思わず笑いが零れる。そして、また、司書からの鋭い視線。その後はお互いの作業に没頭し、気付いたら閉館の時間となっていた。
「雨、上がっちゃったね」
「折り傘をとってくる意味が無かったな」
「まぁ、でも折り傘は鞄の中に入れておくから便利なんじゃないの?」
「まぁな」
外に出る頃には雨は止み、じとじととした暑さのみが待ち受けていた。駅までの道を、成り行きで2人で歩く。
「さっきのブリューゲル、もしかして倉本教授の美学美術史演習のレポート?」
「ああ。君は一番前の中央に座ってるよな」
そう言われてぎょっとした。そうか、彼も同年で同じ専攻だったのか。驚きに言葉をなくしていると、さらに言葉を続けた。
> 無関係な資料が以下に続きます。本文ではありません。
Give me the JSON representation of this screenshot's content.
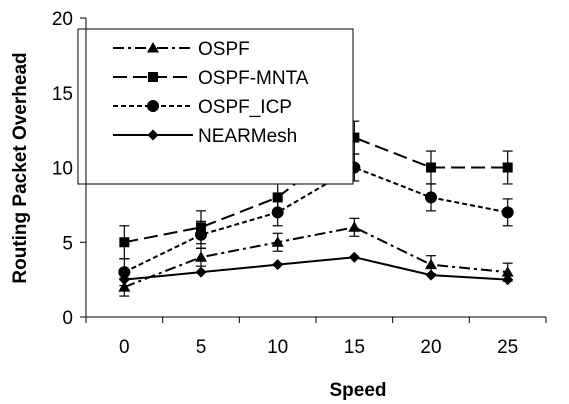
{
  "chart_data": {
    "type": "line",
    "xlabel": "Speed",
    "ylabel": "Routing Packet Overhead",
    "x": [
      0,
      5,
      10,
      15,
      20,
      25
    ],
    "x_ticks": [
      "0",
      "5",
      "10",
      "15",
      "20",
      "25"
    ],
    "y_ticks": [
      "0",
      "5",
      "10",
      "15",
      "20"
    ],
    "ylim": [
      0,
      20
    ],
    "legend_position": "top-left",
    "error_bars": true,
    "series": [
      {
        "name": "OSPF",
        "marker": "triangle",
        "dash": "dash-dot",
        "values": [
          2.0,
          4.0,
          5.0,
          6.0,
          3.5,
          3.0
        ],
        "errors": [
          0.6,
          0.6,
          0.6,
          0.6,
          0.6,
          0.6
        ]
      },
      {
        "name": "OSPF-MNTA",
        "marker": "square",
        "dash": "long-dash",
        "values": [
          5.0,
          6.0,
          8.0,
          12.0,
          10.0,
          10.0
        ],
        "errors": [
          1.1,
          1.1,
          1.1,
          1.1,
          1.1,
          1.1
        ]
      },
      {
        "name": "OSPF_ICP",
        "marker": "circle",
        "dash": "short-dash",
        "values": [
          3.0,
          5.5,
          7.0,
          10.0,
          8.0,
          7.0
        ],
        "errors": [
          0.9,
          0.9,
          0.9,
          0.9,
          0.9,
          0.9
        ]
      },
      {
        "name": "NEARMesh",
        "marker": "diamond",
        "dash": "solid",
        "values": [
          2.5,
          3.0,
          3.5,
          4.0,
          2.8,
          2.5
        ],
        "errors": [
          0.0,
          0.0,
          0.0,
          0.0,
          0.0,
          0.0
        ]
      }
    ]
  }
}
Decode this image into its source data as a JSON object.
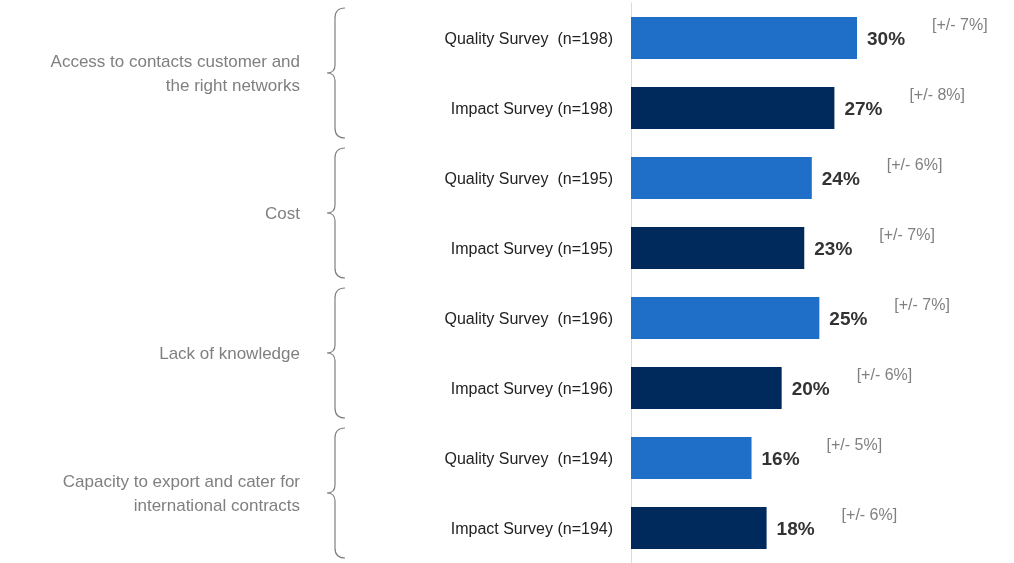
{
  "chart_data": {
    "type": "bar",
    "orientation": "horizontal",
    "categories": [
      "Quality Survey  (n=198)",
      "Impact Survey (n=198)",
      "Quality Survey  (n=195)",
      "Impact Survey (n=195)",
      "Quality Survey  (n=196)",
      "Impact Survey (n=196)",
      "Quality Survey  (n=194)",
      "Impact Survey (n=194)"
    ],
    "values": [
      30,
      27,
      24,
      23,
      25,
      20,
      16,
      18
    ],
    "value_labels": [
      "30%",
      "27%",
      "24%",
      "23%",
      "25%",
      "20%",
      "16%",
      "18%"
    ],
    "colors": [
      "#1f6ec8",
      "#002a5c",
      "#1f6ec8",
      "#002a5c",
      "#1f6ec8",
      "#002a5c",
      "#1f6ec8",
      "#002a5c"
    ],
    "tick_labels": "y",
    "annotations": [
      "Access  to contacts customer and\nthe right networks",
      "Cost",
      "Lack of knowledge",
      "Capacity to export and cater for\ninternational contracts",
      "[+/- 7%]",
      "[+/- 8%]",
      "[+/- 6%]",
      "[+/- 7%]",
      "[+/- 7%]",
      "[+/- 6%]",
      "[+/- 5%]",
      "[+/- 6%]"
    ]
  }
}
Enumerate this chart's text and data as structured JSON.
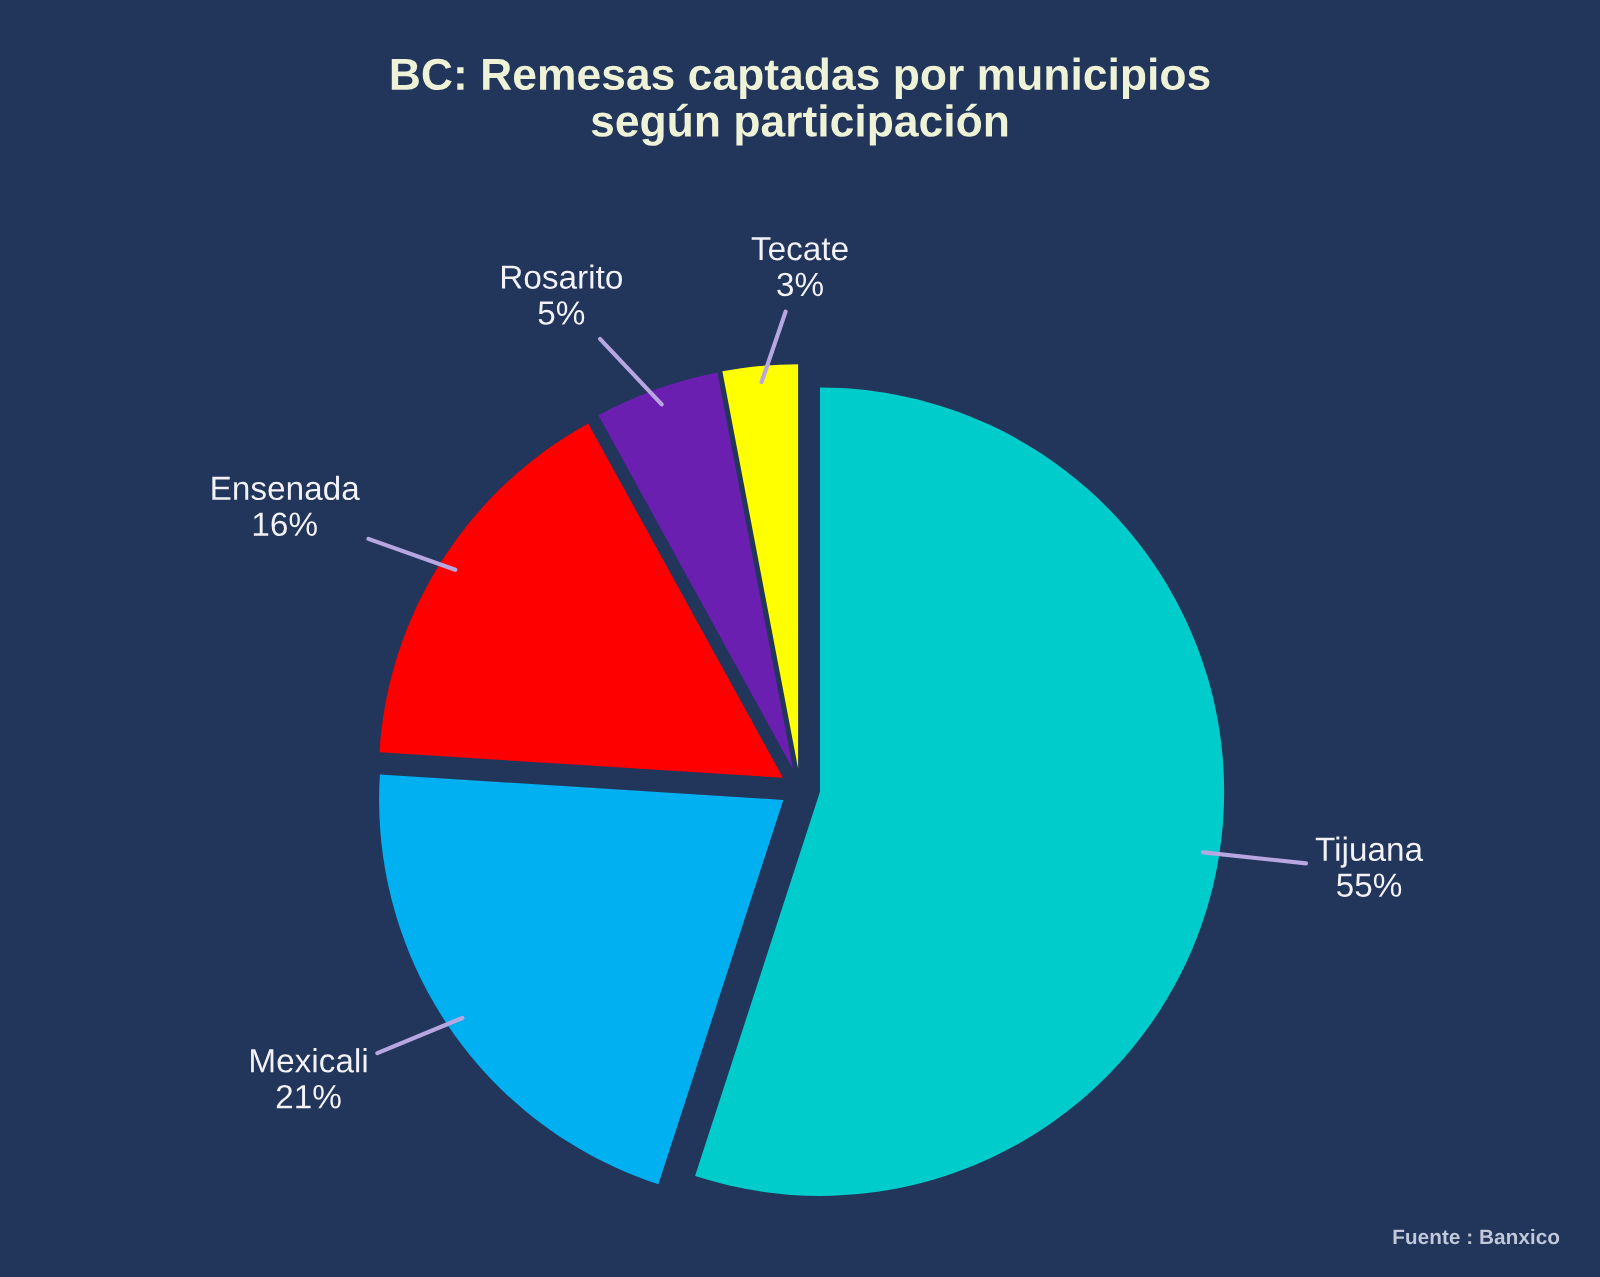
{
  "chart_data": {
    "type": "pie",
    "title": "BC: Remesas captadas por municipios\nsegún participación",
    "categories": [
      "Tijuana",
      "Mexicali",
      "Ensenada",
      "Rosarito",
      "Tecate"
    ],
    "values": [
      55,
      21,
      16,
      5,
      3
    ],
    "value_labels": [
      "55%",
      "21%",
      "16%",
      "5%",
      "3%"
    ],
    "colors": [
      "#00cccc",
      "#00b0f0",
      "#ff0000",
      "#6a1fb0",
      "#ffff00"
    ],
    "annotations": [
      "Fuente : Banxico"
    ]
  }
}
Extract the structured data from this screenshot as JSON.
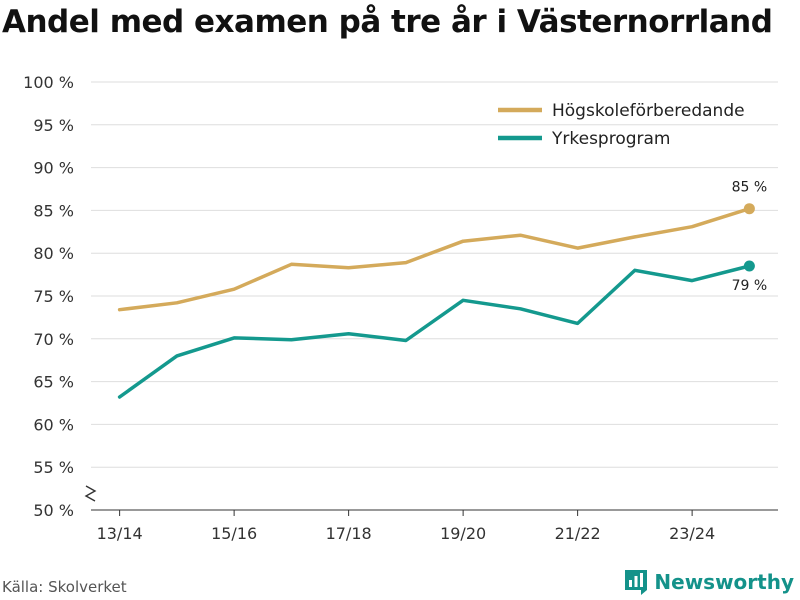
{
  "chart_data": {
    "type": "line",
    "title": "Andel med examen på tre år i Västernorrland",
    "xlabel": "",
    "ylabel": "",
    "x_positions": [
      0,
      1,
      2,
      3,
      4,
      5,
      6,
      7,
      8,
      9,
      10,
      11
    ],
    "x_ticks": [
      {
        "pos": 0,
        "label": "13/14"
      },
      {
        "pos": 2,
        "label": "15/16"
      },
      {
        "pos": 4,
        "label": "17/18"
      },
      {
        "pos": 6,
        "label": "19/20"
      },
      {
        "pos": 8,
        "label": "21/22"
      },
      {
        "pos": 10,
        "label": "23/24"
      }
    ],
    "xlim": [
      -0.5,
      11.5
    ],
    "ylim": [
      50,
      100
    ],
    "y_ticks": [
      50,
      55,
      60,
      65,
      70,
      75,
      80,
      85,
      90,
      95,
      100
    ],
    "y_tick_labels": [
      "50 %",
      "55 %",
      "60 %",
      "65 %",
      "70 %",
      "75 %",
      "80 %",
      "85 %",
      "90 %",
      "95 %",
      "100 %"
    ],
    "axis_break": true,
    "grid": true,
    "legend_position": "top-right",
    "series": [
      {
        "name": "Högskoleförberedande",
        "color": "#d4aa5b",
        "values": [
          73.4,
          74.2,
          75.8,
          78.7,
          78.3,
          78.9,
          81.4,
          82.1,
          80.6,
          81.9,
          83.1,
          85.2
        ],
        "end_label": "85 %"
      },
      {
        "name": "Yrkesprogram",
        "color": "#14998e",
        "values": [
          63.2,
          68.0,
          70.1,
          69.9,
          70.6,
          69.8,
          74.5,
          73.5,
          71.8,
          78.0,
          76.8,
          78.5
        ],
        "end_label": "79 %"
      }
    ]
  },
  "footer": {
    "source": "Källa: Skolverket",
    "brand": "Newsworthy",
    "brand_icon": "bar-chart-logo-icon",
    "brand_color": "#14928a"
  }
}
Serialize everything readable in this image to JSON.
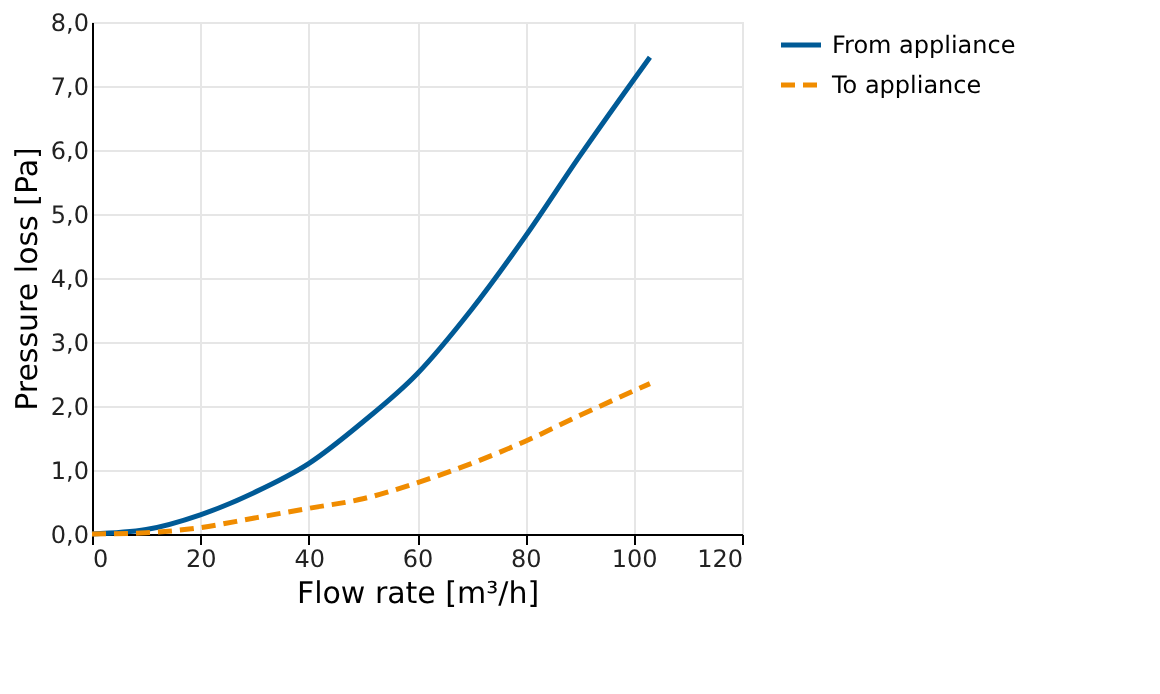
{
  "chart_data": {
    "type": "line",
    "xlabel": "Flow rate [m³/h]",
    "ylabel": "Pressure loss [Pa]",
    "xlim": [
      0,
      120
    ],
    "xticks": [
      0,
      20,
      40,
      60,
      80,
      100,
      120
    ],
    "ylim": [
      0,
      8
    ],
    "yticks": [
      {
        "value": 0,
        "label": "0,0"
      },
      {
        "value": 1,
        "label": "1,0"
      },
      {
        "value": 2,
        "label": "2,0"
      },
      {
        "value": 3,
        "label": "3,0"
      },
      {
        "value": 4,
        "label": "4,0"
      },
      {
        "value": 5,
        "label": "5,0"
      },
      {
        "value": 6,
        "label": "6,0"
      },
      {
        "value": 7,
        "label": "7,0"
      },
      {
        "value": 8,
        "label": "8,0"
      }
    ],
    "grid": true,
    "legend": "right",
    "marker": "none",
    "x": [
      0,
      10,
      20,
      30,
      40,
      50,
      60,
      70,
      80,
      90,
      103
    ],
    "series": [
      {
        "name": "From appliance",
        "color": "#005a96",
        "line_style": "solid",
        "values": [
          0,
          0.07,
          0.3,
          0.65,
          1.1,
          1.75,
          2.5,
          3.5,
          4.65,
          5.9,
          7.45
        ]
      },
      {
        "name": "To appliance",
        "color": "#f08c00",
        "line_style": "dashed",
        "values": [
          0,
          0.02,
          0.1,
          0.25,
          0.4,
          0.55,
          0.8,
          1.1,
          1.45,
          1.85,
          2.35
        ]
      }
    ]
  }
}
「専攻飲みのときに隣の席だったんだが、覚えてなかったのか」
「ごめん、隣にゼミをとろうと思っている助教授がいたから、そっちに気がいってて」
「確か米倉助教授か」
「うん、奈良絵本の専門」
意外に話が通じる人のようで、驚いている自分に苦笑していると、駅の改札口に付いた。
「どっち方面?」
「3番線」
「あ、私1番線だから」
「じゃあ、また」
そういって背を向ける彼に最後に一言問いかける。
「ねぇ、何で私が紫陽花なの?」
ふわり、と笑った彼は思っていた以上に明るい眼の色をしていた。
「紫陽花のもう一つの花言葉は『元気な女性』だ」
もう一度背を向けた彼の細くしなやかな体躯が人ごみにまぎれながら階段を下りていくのを、ただただ見つめていた自分にもう一度苦笑して私も階段を下りた。